Based on the practical optimization results obtained, the main advantages of the proposed algorithms can be summarized as:

  1. (a)

    a large number of design alternatives can be evaluated in a short time;

  2. (b)

    only feasible design alternatives are generated and effectively evaluated;

  3. (c)

    constructive and geometrical constrains can be included in the optimization model;

  4. (d)

    practical limits of well-designed machines can be included in the model using upper and lower bounds in some design variables (for example, current densities);

  5. (e)

    the optimization process can produce good solutions in terms of quality and diversity, as the diversity is controlled during the execution of the optimization process;

  6. (f)

    the execution time can be limited by the user so that a number of viable solutions is generated in a limited amount of time.

Finally, the major drawback of the proposed approach is that parameterization of the slots must be accordingly adapted when the slot shapes differ from the ones considered here.

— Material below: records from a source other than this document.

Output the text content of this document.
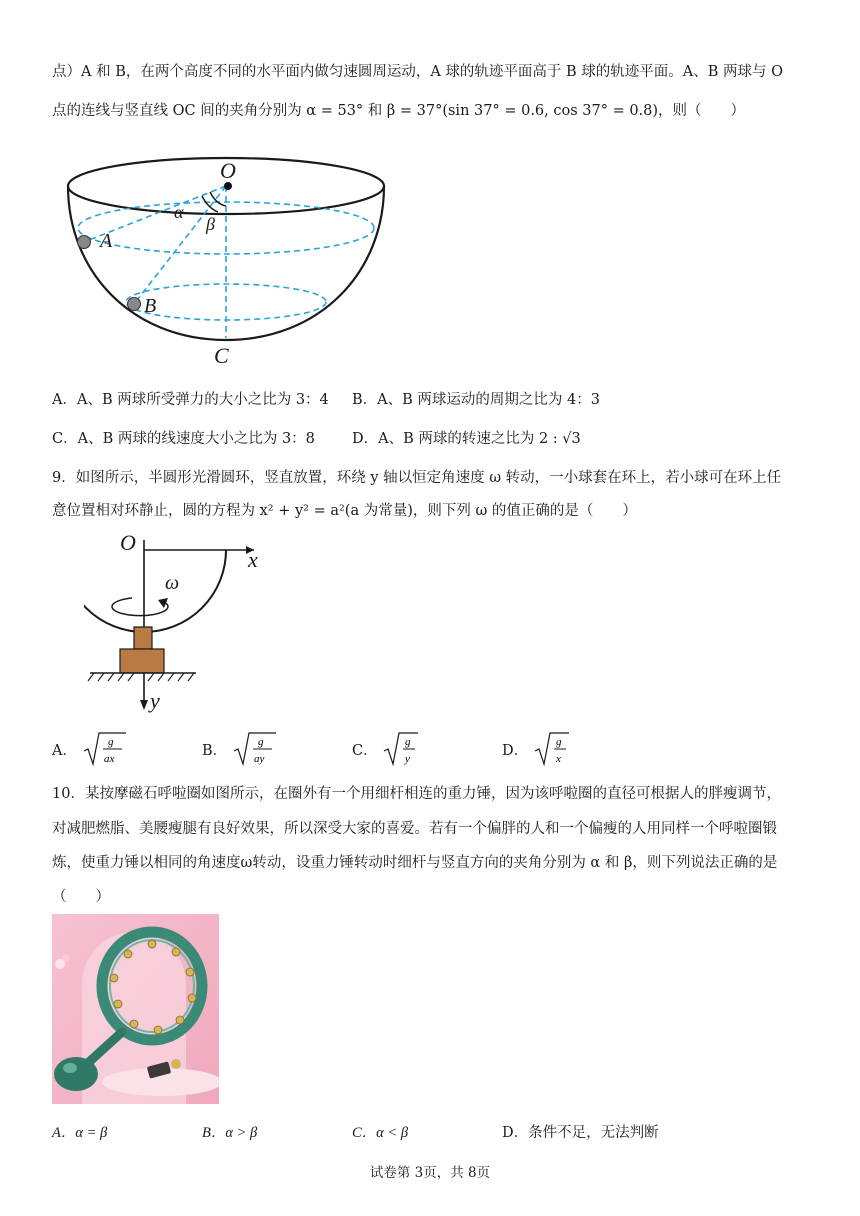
点）A 和 B，在两个高度不同的水平面内做匀速圆周运动，A 球的轨迹平面高于 B 球的轨迹平面。A、B 两球与 O
点的连线与竖直线 OC 间的夹角分别为 α = 53° 和 β = 37°(sin 37° = 0.6, cos 37° = 0.8)，则（　　）
O
α
β
A
B
C
A．A、B 两球所受弹力的大小之比为 3：4 B．A、B 两球运动的周期之比为 4：3
C．A、B 两球的线速度大小之比为 3：8	D．A、B 两球的转速之比为 2 : √3
9．如图所示，半圆形光滑圆环，竖直放置，环绕 y 轴以恒定角速度 ω 转动，一小球套在环上，若小球可在环上任
意位置相对环静止，圆的方程为 x² + y² = a²(a 为常量)，则下列 ω 的值正确的是（　　）
O
x
ω
y
A．
g
ax	B．
g
ay	C．
g
y	D．
g
x
10．某按摩磁石呼啦圈如图所示，在圈外有一个用细杆相连的重力锤，因为该呼啦圈的直径可根据人的胖瘦调节，
对减肥燃脂、美腰瘦腿有良好效果，所以深受大家的喜爱。若有一个偏胖的人和一个偏瘦的人用同样一个呼啦圈锻
炼，使重力锤以相同的角速度ω转动，设重力锤转动时细杆与竖直方向的夹角分别为 α 和 β，则下列说法正确的是
（　　）
A．α = β	B．α > β	C．α < β	D．条件不足，无法判断
试卷第 3页，共 8页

A new slot parameterization can be done in a similar manner as done for the slot shape considered here. However, in practice, for low-voltage machines, the slot shape changes very little, especially the stator slot shape. Therefore, the parameterization of the slots is in principle valid for a large class of similar machines.

6 Conclusion

A new procedure to optimize five-phase induction machines was presented. The model is based on concepts taken from genetic algorithms. Basic operations to explicit control of the generation of solutions were defined in such a way that only feasible solutions are retained and evaluated, being this one of the important advantages of the proposed procedure. Different kinds of constrains as well fitness functions can be easily attached to the description of the problem, leading to designs which come in favor of performance, production costs, or even a combination of both. The choice of the constrains allows us to improve the quality of the solutions, as practical values for some of the design variables can be imposed, making the optimization process faster. The procedure proposed was then applied to obtain design alternatives for an existing prototype machine using three different fitness functions. The practical results obtained show that the algorithm implemented can give design alternatives which not only allow us to reduce material costs and increase the efficiency but also allow us to determine the best harmonic combination for the airgap induction. The three optimized machines resulting from the optimization represent viable design alternatives with different production costs and similar performance; it was shown that using the proper objective functions it is possible to reduce production costs and at the same time improve efficiency, as the design obtained with \(\mathrm{fit}_3\) shows. The practical case analyzed also highlights the fact that to take full advantage of five-phase machine, several design parameters have to be accounted for their optimization; the choice of an adequate harmonic combination for airgap induction alone does not necessarily lead to an optimized machine when losses and saturation are accounted. The drawback of the procedure presented is that the slot parameterization must be adapted when slots with different shapes are considered.

As high-phase machines become more and more a practical alternative to ordinary three-phase machines, design procedures which aim to optimize them become at same time essential to their further development and application.